I’d amend this list to say #4: put the ENTIRE discussion back on the main thread on the blog. Because of #3 - more stabbiness and disemvowellment, less assholery will be appearing, and therefore will not be off-putting on the main blog item. My understanding was that this was a major driving factor for going to the BBS. But I think there could be a happy medium, where we get back what was lost but don’t have to give up the BBS.

Having the full brunt of the content and comments all there in your face was a Wonderful Thing, in itself. Now, when you want to comment, you have to go to the bbs, and then the content isn’t there - to get back to it you have to click and click and click to find the original. I think the solution should be a blend of the blog & BBS, making sure the full commentary lands back on the front page not just a digest of the “best”. ALL of it.

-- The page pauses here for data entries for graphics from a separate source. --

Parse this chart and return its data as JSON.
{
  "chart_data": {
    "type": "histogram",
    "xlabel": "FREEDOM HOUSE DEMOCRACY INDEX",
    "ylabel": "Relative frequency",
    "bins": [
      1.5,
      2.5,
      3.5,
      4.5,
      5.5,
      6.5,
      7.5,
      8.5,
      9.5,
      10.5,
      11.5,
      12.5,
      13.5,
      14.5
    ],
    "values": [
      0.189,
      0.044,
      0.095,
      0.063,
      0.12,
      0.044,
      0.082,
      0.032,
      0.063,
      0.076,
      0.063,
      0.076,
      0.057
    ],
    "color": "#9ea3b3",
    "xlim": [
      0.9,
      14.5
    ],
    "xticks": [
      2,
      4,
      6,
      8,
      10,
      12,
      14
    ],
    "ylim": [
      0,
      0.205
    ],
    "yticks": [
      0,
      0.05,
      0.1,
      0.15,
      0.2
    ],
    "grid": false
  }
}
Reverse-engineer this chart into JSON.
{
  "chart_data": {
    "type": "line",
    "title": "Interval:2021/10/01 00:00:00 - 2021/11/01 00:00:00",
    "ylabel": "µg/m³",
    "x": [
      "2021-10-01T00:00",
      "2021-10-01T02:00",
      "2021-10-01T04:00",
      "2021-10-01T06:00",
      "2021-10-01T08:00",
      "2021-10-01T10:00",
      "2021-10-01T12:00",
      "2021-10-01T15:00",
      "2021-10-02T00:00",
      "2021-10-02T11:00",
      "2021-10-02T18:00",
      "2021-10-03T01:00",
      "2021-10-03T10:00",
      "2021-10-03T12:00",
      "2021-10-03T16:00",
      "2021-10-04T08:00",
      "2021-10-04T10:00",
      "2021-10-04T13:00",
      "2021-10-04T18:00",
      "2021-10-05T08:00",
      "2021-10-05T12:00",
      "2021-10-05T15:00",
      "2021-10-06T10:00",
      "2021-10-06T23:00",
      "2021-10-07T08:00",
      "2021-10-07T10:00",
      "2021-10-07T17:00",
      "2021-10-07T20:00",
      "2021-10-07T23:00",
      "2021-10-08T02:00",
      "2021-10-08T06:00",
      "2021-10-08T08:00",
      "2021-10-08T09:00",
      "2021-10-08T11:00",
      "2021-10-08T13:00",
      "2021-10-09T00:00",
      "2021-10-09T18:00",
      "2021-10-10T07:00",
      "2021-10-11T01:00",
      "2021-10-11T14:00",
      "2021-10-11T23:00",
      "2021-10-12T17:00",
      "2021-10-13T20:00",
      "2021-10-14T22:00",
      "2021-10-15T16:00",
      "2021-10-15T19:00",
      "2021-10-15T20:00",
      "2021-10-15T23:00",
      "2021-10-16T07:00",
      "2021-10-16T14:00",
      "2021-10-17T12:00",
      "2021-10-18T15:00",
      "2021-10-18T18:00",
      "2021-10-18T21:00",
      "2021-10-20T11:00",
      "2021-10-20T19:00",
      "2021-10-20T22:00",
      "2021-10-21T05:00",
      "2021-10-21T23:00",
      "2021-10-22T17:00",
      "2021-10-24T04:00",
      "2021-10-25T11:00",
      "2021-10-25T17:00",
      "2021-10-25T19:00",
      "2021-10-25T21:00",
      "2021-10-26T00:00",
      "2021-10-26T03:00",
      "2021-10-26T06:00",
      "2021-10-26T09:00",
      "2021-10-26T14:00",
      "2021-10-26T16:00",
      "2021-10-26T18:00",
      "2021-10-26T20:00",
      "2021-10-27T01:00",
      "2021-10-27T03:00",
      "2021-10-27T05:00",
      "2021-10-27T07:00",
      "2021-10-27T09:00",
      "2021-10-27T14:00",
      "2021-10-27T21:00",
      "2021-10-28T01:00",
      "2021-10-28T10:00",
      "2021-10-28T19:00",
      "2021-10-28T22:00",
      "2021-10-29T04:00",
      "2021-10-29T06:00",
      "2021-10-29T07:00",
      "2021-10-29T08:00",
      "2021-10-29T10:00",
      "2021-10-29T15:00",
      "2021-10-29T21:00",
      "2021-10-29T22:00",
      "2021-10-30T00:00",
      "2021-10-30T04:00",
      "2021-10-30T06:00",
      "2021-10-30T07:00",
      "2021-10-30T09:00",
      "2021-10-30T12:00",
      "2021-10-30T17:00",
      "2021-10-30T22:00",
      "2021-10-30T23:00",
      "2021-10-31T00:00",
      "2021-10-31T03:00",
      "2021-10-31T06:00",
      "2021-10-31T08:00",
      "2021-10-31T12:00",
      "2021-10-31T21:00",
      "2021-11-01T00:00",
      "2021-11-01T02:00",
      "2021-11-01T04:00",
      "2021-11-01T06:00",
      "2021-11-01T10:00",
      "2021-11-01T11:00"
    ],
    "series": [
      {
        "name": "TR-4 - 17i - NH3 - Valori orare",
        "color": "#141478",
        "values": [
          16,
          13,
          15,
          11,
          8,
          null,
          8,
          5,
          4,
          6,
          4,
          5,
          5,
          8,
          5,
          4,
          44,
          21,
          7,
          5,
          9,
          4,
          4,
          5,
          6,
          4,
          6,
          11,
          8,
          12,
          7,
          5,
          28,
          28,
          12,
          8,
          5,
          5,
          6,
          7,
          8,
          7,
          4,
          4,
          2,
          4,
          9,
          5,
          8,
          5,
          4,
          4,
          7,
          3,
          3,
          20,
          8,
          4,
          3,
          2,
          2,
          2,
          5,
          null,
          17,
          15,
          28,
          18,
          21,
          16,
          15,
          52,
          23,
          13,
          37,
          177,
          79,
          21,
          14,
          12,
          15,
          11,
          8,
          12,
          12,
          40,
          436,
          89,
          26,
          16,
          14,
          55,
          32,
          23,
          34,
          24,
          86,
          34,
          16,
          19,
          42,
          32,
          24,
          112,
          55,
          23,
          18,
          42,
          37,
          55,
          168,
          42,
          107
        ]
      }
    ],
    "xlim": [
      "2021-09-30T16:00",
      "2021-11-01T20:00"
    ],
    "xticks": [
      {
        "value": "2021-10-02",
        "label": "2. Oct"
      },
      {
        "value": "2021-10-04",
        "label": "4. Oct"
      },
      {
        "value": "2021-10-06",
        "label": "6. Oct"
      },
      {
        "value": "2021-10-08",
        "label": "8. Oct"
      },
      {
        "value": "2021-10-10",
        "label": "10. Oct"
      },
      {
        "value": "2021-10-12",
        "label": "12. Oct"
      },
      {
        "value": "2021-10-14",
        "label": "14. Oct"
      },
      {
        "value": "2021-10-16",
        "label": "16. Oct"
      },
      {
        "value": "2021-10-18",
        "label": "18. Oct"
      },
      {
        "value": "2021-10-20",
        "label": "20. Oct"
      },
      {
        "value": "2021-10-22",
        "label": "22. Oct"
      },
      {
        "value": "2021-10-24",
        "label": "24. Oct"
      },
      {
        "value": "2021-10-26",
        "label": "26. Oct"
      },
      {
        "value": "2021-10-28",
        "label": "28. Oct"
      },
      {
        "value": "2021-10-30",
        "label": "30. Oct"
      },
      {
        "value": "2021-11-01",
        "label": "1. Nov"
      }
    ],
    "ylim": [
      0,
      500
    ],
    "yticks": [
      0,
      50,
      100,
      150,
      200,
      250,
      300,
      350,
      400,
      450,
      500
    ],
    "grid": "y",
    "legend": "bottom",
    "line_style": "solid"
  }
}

To get that quality, blast the crap and limit the number of posts generally.

Personally, I think a global max of 5 posts for ANY one item is plenty. I see very little value in posting more than 5 times or having a 5-time back-and-forth with anyone. Most of the time anything longer than 4 replies has already turned into a pissing match, and I don’t even read 'em. I don’t think you’d be losing anything by cutting back on the number of long back-and-forths between 1 or 2 people. Sure, they’ll object because they want to go on ad nauseum, but really, nobody else reads that shit and it’s useless.

Let’s say you post a hot topic and 100 people read it. My guess is that of those 100 people, you’ll get less than 5 of them doing a back-and forth. Of the remaining 100, you’ll have, I’m guessing, 5 more people, MAXIMUM who will read all of the back and forth clear to the end. You’ll have another 20 people who make a separate, substantive comment. That leaves 70 people who don’t give a flying f*rq about MOST of the comments. You’ll have to run your own numbers, but this is my guesstimate based on feel. Summary: allowing runaway back-and-forths does not benefit the site.

While allowing SOME back-and-forth does.